Educação do corpo e identidade étnica - Turnen – ginástica – esporte – exercícios físicos

A organização da comunidade típica formada pelos imigrantes alemães e seus descendentes, não dispensava os instrumentos mínimos para garantir uma formação profana e religiosa básica, preservar a identidade étnica e promover o progresso econômico e a promoção humana. Não podiam faltar a igreja, a escola, o cemitério, a casa de comércio, o salão comunitário, os diversos artesanatos. Os pressupostos mínimos para se poder falar numa comunidade foram, tanto para católicos, quando para protestantes, a igreja, a escola e o cemitério.  Temos aqui a explicação para a prática da religião fazendo parte do quotidiano das pessoas e o número de analfabetos muito baixos.
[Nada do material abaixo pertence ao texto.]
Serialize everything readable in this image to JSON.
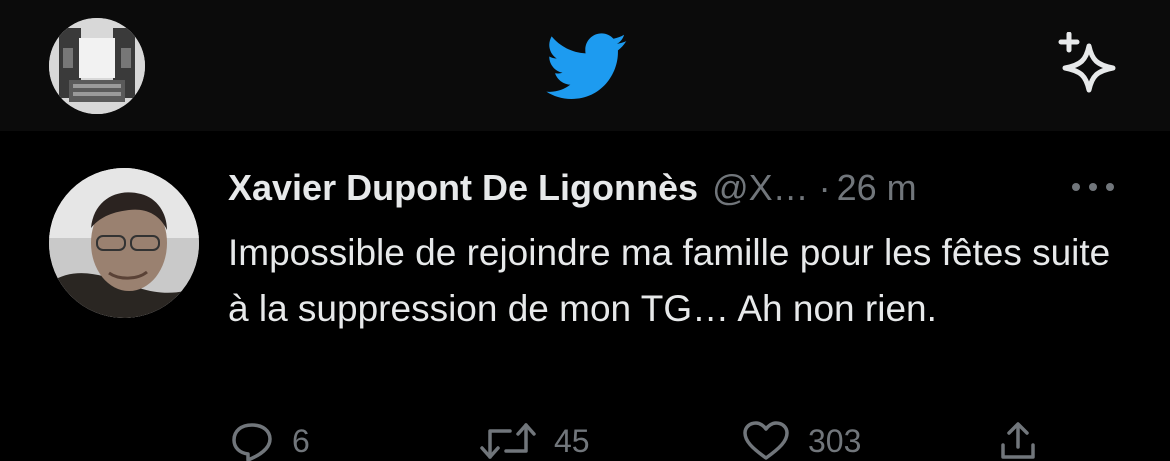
{
  "header": {
    "profile_avatar_icon": "profile-avatar",
    "logo_icon": "twitter-bird-icon",
    "sparkle_icon": "sparkle-icon",
    "accent_color": "#1d9bf0"
  },
  "tweet": {
    "author_name": "Xavier Dupont De Ligonnès",
    "handle": "@X…",
    "separator": "·",
    "time": "26 m",
    "text": "Impossible de rejoindre ma famille pour les fêtes suite à la suppression de mon TG… Ah non rien.",
    "actions": {
      "replies": "6",
      "retweets": "45",
      "likes": "303"
    }
  }
}
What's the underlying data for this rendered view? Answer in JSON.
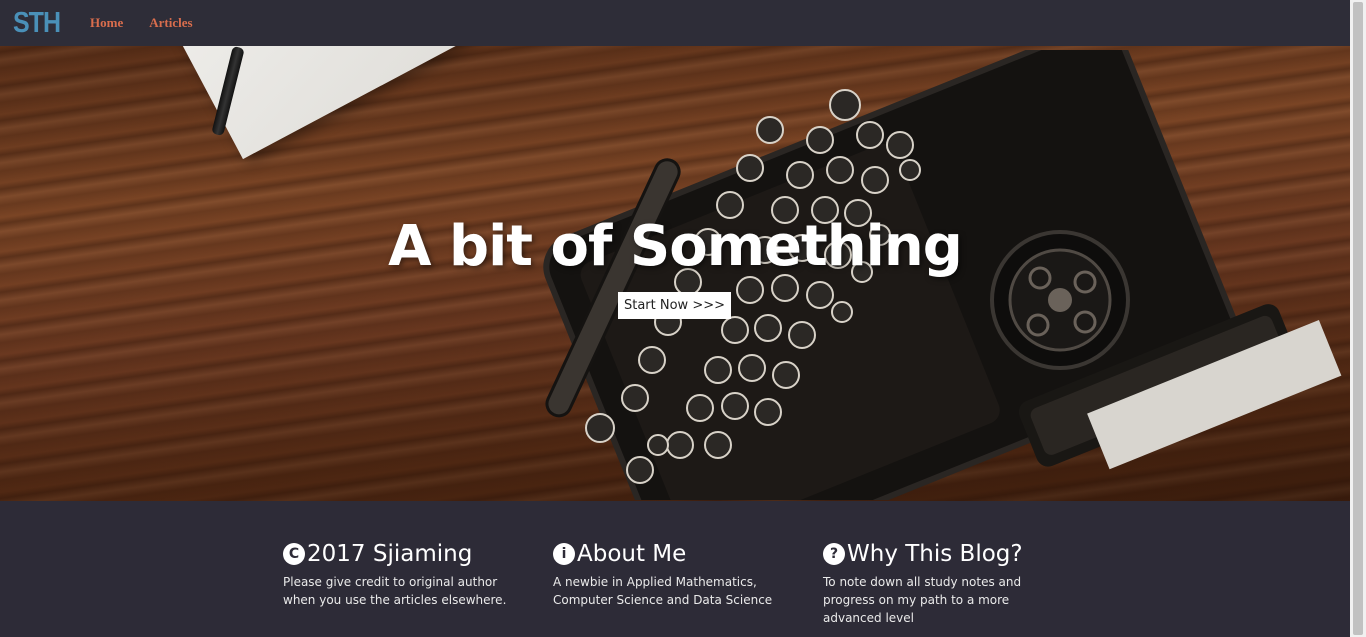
{
  "nav": {
    "brand": "STH",
    "links": [
      "Home",
      "Articles"
    ]
  },
  "hero": {
    "title": "A bit of Something",
    "button_label": "Start Now >>>"
  },
  "footer": {
    "columns": [
      {
        "icon": "copyright-icon",
        "glyph": "C",
        "title": "2017 Sjiaming",
        "text": "Please give credit to original author when you use the articles elsewhere."
      },
      {
        "icon": "info-icon",
        "glyph": "i",
        "title": "About Me",
        "text": "A newbie in Applied Mathematics, Computer Science and Data Science"
      },
      {
        "icon": "question-icon",
        "glyph": "?",
        "title": "Why This Blog?",
        "text": "To note down all study notes and progress on my path to a more advanced level"
      }
    ]
  },
  "colors": {
    "background": "#2d2b37",
    "brand": "#4a90b8",
    "nav_link": "#d96d4d",
    "text": "#ffffff"
  }
}
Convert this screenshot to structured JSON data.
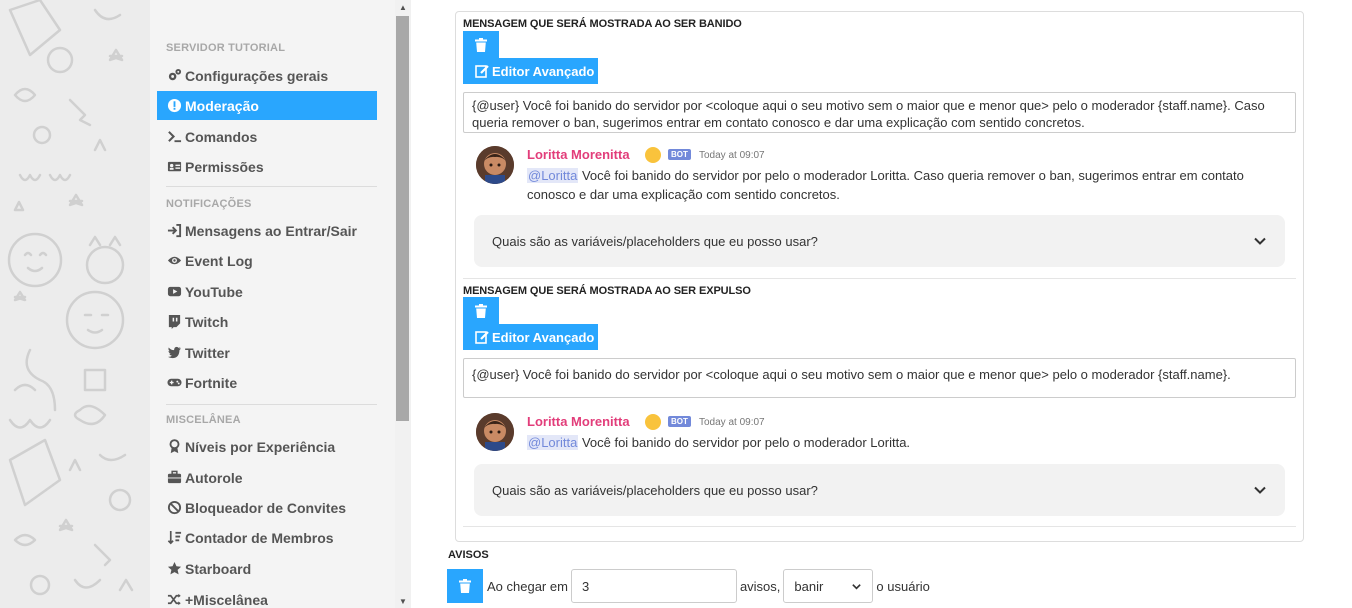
{
  "sidebar": {
    "sections": [
      {
        "title": "SERVIDOR TUTORIAL"
      },
      {
        "title": "NOTIFICAÇÕES"
      },
      {
        "title": "MISCELÂNEA"
      }
    ],
    "items": [
      {
        "label": "Configurações gerais",
        "icon": "gears-icon"
      },
      {
        "label": "Moderação",
        "icon": "exclamation-circle-icon",
        "active": true
      },
      {
        "label": "Comandos",
        "icon": "terminal-icon"
      },
      {
        "label": "Permissões",
        "icon": "id-card-icon"
      },
      {
        "label": "Mensagens ao Entrar/Sair",
        "icon": "sign-in-icon"
      },
      {
        "label": "Event Log",
        "icon": "eye-icon"
      },
      {
        "label": "YouTube",
        "icon": "youtube-icon"
      },
      {
        "label": "Twitch",
        "icon": "twitch-icon"
      },
      {
        "label": "Twitter",
        "icon": "twitter-icon"
      },
      {
        "label": "Fortnite",
        "icon": "gamepad-icon"
      },
      {
        "label": "Níveis por Experiência",
        "icon": "ribbon-icon"
      },
      {
        "label": "Autorole",
        "icon": "briefcase-icon"
      },
      {
        "label": "Bloqueador de Convites",
        "icon": "ban-icon"
      },
      {
        "label": "Contador de Membros",
        "icon": "sort-numeric-icon"
      },
      {
        "label": "Starboard",
        "icon": "star-icon"
      },
      {
        "label": "+Miscelânea",
        "icon": "random-icon"
      }
    ]
  },
  "ban_message": {
    "label": "MENSAGEM QUE SERÁ MOSTRADA AO SER BANIDO",
    "editor_label": "Editor Avançado",
    "text": "{@user} Você foi banido do servidor por <coloque aqui o seu motivo sem o maior que e menor que> pelo o moderador {staff.name}. Caso queria remover o ban, sugerimos entrar em contato conosco e dar uma explicação com sentido concretos.",
    "preview": {
      "author": "Loritta Morenitta",
      "bot_tag": "BOT",
      "timestamp": "Today at 09:07",
      "mention": "@Loritta",
      "text": " Você foi banido do servidor por  pelo o moderador Loritta. Caso queria remover o ban, sugerimos entrar em contato conosco e dar uma explicação com sentido concretos."
    },
    "faq": "Quais são as variáveis/placeholders que eu posso usar?"
  },
  "kick_message": {
    "label": "MENSAGEM QUE SERÁ MOSTRADA AO SER EXPULSO",
    "editor_label": "Editor Avançado",
    "text": "{@user} Você foi banido do servidor por <coloque aqui o seu motivo sem o maior que e menor que> pelo o moderador {staff.name}.",
    "preview": {
      "author": "Loritta Morenitta",
      "bot_tag": "BOT",
      "timestamp": "Today at 09:07",
      "mention": "@Loritta",
      "text": " Você foi banido do servidor por  pelo o moderador Loritta."
    },
    "faq": "Quais são as variáveis/placeholders que eu posso usar?"
  },
  "warnings": {
    "label": "AVISOS",
    "prefix": "Ao chegar em",
    "count": "3",
    "middle": "avisos,",
    "action": "banir",
    "suffix": "o usuário"
  },
  "colors": {
    "accent": "#29a6fe",
    "author": "#e23d7a",
    "bot_tag": "#7289da"
  }
}
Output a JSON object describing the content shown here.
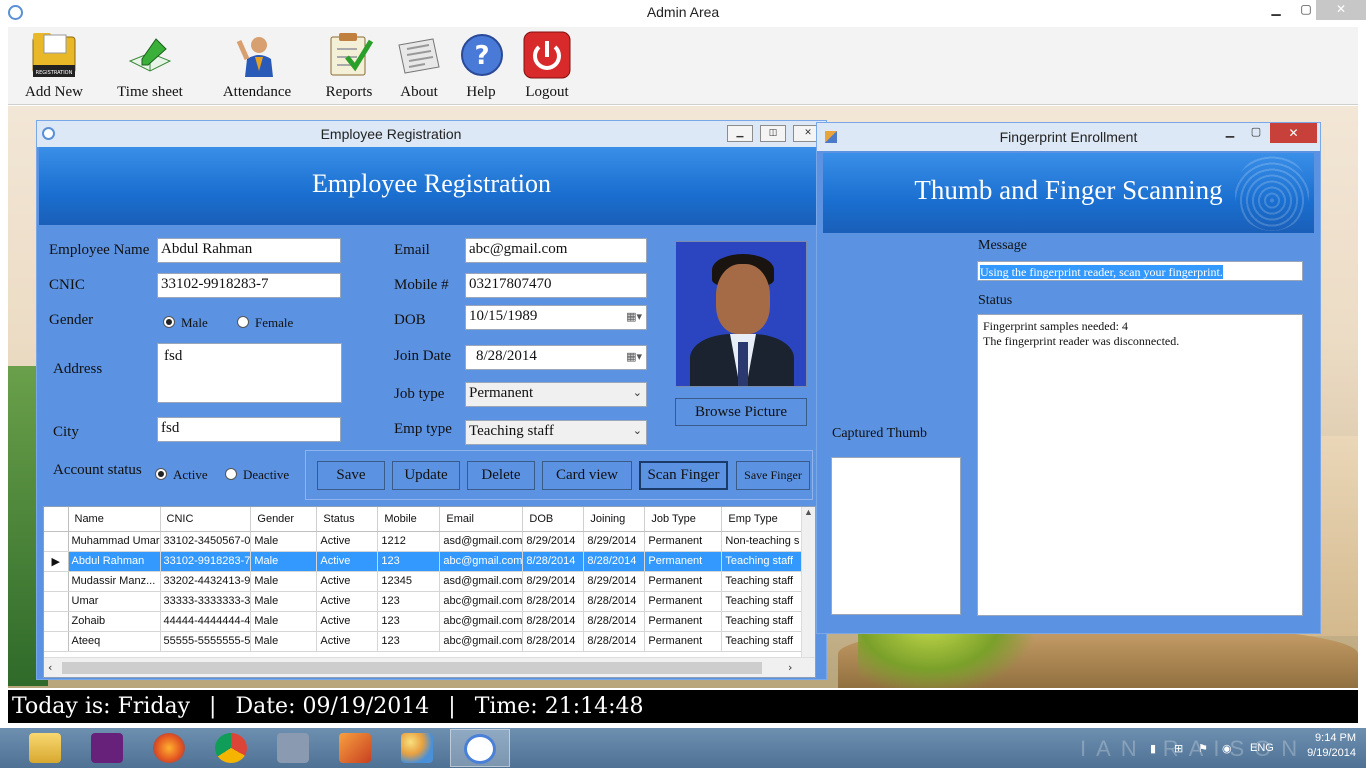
{
  "app": {
    "title": "Admin Area"
  },
  "window_controls": {
    "minimize": "▁",
    "maximize": "▢",
    "close": "✕"
  },
  "toolbar": {
    "items": [
      {
        "label": "Add New",
        "icon": "registration-folder-icon"
      },
      {
        "label": "Time sheet",
        "icon": "book-pen-icon"
      },
      {
        "label": "Attendance",
        "icon": "person-raising-hand-icon"
      },
      {
        "label": "Reports",
        "icon": "checklist-icon"
      },
      {
        "label": "About",
        "icon": "newspaper-icon"
      },
      {
        "label": "Help",
        "icon": "help-question-icon"
      },
      {
        "label": "Logout",
        "icon": "power-icon"
      }
    ],
    "registration_icon_text": "REGISTRATION"
  },
  "registration": {
    "window_title": "Employee Registration",
    "header": "Employee Registration",
    "labels": {
      "name": "Employee Name",
      "cnic": "CNIC",
      "gender": "Gender",
      "address": "Address",
      "city": "City",
      "account_status": "Account status",
      "email": "Email",
      "mobile": "Mobile #",
      "dob": "DOB",
      "join_date": "Join Date",
      "job_type": "Job type",
      "emp_type": "Emp type"
    },
    "values": {
      "name": "Abdul Rahman",
      "cnic": "33102-9918283-7",
      "address": "fsd",
      "city": "fsd",
      "email": "abc@gmail.com",
      "mobile": "03217807470",
      "dob": "10/15/1989",
      "join_date": "8/28/2014",
      "job_type": "Permanent",
      "emp_type": "Teaching staff"
    },
    "gender_options": {
      "male": "Male",
      "female": "Female",
      "selected": "male"
    },
    "status_options": {
      "active": "Active",
      "deactive": "Deactive",
      "selected": "active"
    },
    "buttons": {
      "browse": "Browse Picture",
      "save": "Save",
      "update": "Update",
      "delete": "Delete",
      "card_view": "Card view",
      "scan_finger": "Scan Finger",
      "save_finger": "Save Finger"
    },
    "grid": {
      "columns": [
        "Name",
        "CNIC",
        "Gender",
        "Status",
        "Mobile",
        "Email",
        "DOB",
        "Joining",
        "Job Type",
        "Emp Type"
      ],
      "rows": [
        [
          "Muhammad Umar",
          "33102-3450567-0",
          "Male",
          "Active",
          "1212",
          "asd@gmail.com",
          "8/29/2014",
          "8/29/2014",
          "Permanent",
          "Non-teaching s"
        ],
        [
          "Abdul Rahman",
          "33102-9918283-7",
          "Male",
          "Active",
          "123",
          "abc@gmail.com",
          "8/28/2014",
          "8/28/2014",
          "Permanent",
          "Teaching staff"
        ],
        [
          "Mudassir Manz...",
          "33202-4432413-9",
          "Male",
          "Active",
          "12345",
          "asd@gmail.com",
          "8/29/2014",
          "8/29/2014",
          "Permanent",
          "Teaching staff"
        ],
        [
          "Umar",
          "33333-3333333-3",
          "Male",
          "Active",
          "123",
          "abc@gmail.com",
          "8/28/2014",
          "8/28/2014",
          "Permanent",
          "Teaching staff"
        ],
        [
          "Zohaib",
          "44444-4444444-4",
          "Male",
          "Active",
          "123",
          "abc@gmail.com",
          "8/28/2014",
          "8/28/2014",
          "Permanent",
          "Teaching staff"
        ],
        [
          "Ateeq",
          "55555-5555555-5",
          "Male",
          "Active",
          "123",
          "abc@gmail.com",
          "8/28/2014",
          "8/28/2014",
          "Permanent",
          "Teaching staff"
        ]
      ],
      "selected_row": 1
    }
  },
  "fingerprint": {
    "window_title": "Fingerprint Enrollment",
    "header": "Thumb and Finger Scanning",
    "message_label": "Message",
    "message": "Using the fingerprint reader, scan your fingerprint.",
    "status_label": "Status",
    "status_lines": [
      "Fingerprint samples needed: 4",
      "The fingerprint reader was disconnected."
    ],
    "captured_label": "Captured Thumb"
  },
  "statusbar": {
    "day_label": "Today is:",
    "day": "Friday",
    "date_label": "Date:",
    "date": "09/19/2014",
    "time_label": "Time:",
    "time": "21:14:48",
    "separator": "|"
  },
  "taskbar": {
    "items": [
      "file-explorer-icon",
      "visual-studio-icon",
      "firefox-icon",
      "chrome-icon",
      "evo-app-icon",
      "sublime-icon",
      "paint-icon",
      "clock-app-icon"
    ],
    "language": "ENG",
    "clock_time": "9:14 PM",
    "clock_date": "9/19/2014"
  },
  "colors": {
    "form_bg": "#5b93e2",
    "header_blue": "#1a6fd0",
    "selection": "#3399ff",
    "close_red": "#c7403a"
  }
}
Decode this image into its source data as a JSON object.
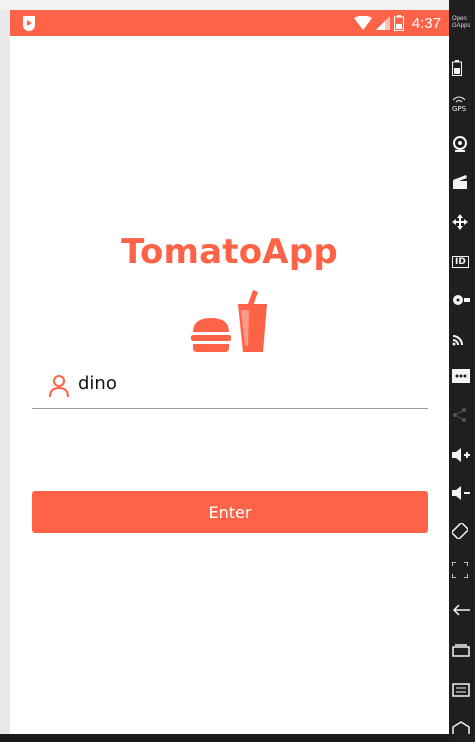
{
  "status_bar": {
    "time": "4:37",
    "color": "#ff6347"
  },
  "login": {
    "app_title": "TomatoApp",
    "username_value": "dino",
    "enter_label": "Enter",
    "accent_color": "#ff6347"
  },
  "emulator_toolbar": {
    "brand": "Open GApps",
    "icons": [
      "battery-icon",
      "gps-icon",
      "camera-icon",
      "clapper-icon",
      "move-icon",
      "id-icon",
      "media-icon",
      "cast-icon",
      "more-icon",
      "share-icon",
      "volume-up-icon",
      "volume-down-icon",
      "rotate-icon",
      "resize-icon",
      "back-icon",
      "recent-apps-icon",
      "menu-icon",
      "home-icon"
    ],
    "gps_label": "GPS",
    "id_label": "ID"
  }
}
As  décadas de 1850 e 1860 podem ser consideradas como marco referencial para a consolidação da imigração alemã no sul do Brasil. No interior floresciam centenas de comunidades e na capital do Estado e nas florescentes cidades do interior, comerciantes, artesãos, profissionais liberais, professores, religiosos e outros, organizaram as comunidades urbanas. Também estas tiveram uma grande preocupação pela preservação  da identidade. Serviam-se da vida associativa como instrumento para perpetuar a sua maneira de ser alemã. Em meio a exuberante vida associativa, ao lado do canto, teatro, música, e formas de lazer diversas, multiplicaram-se as instituições destinadas aos exercícios corporais, ao “Turnen”, à ginástica, aos exercícios físicos, enfim, à educação e disciplinamento do corpo.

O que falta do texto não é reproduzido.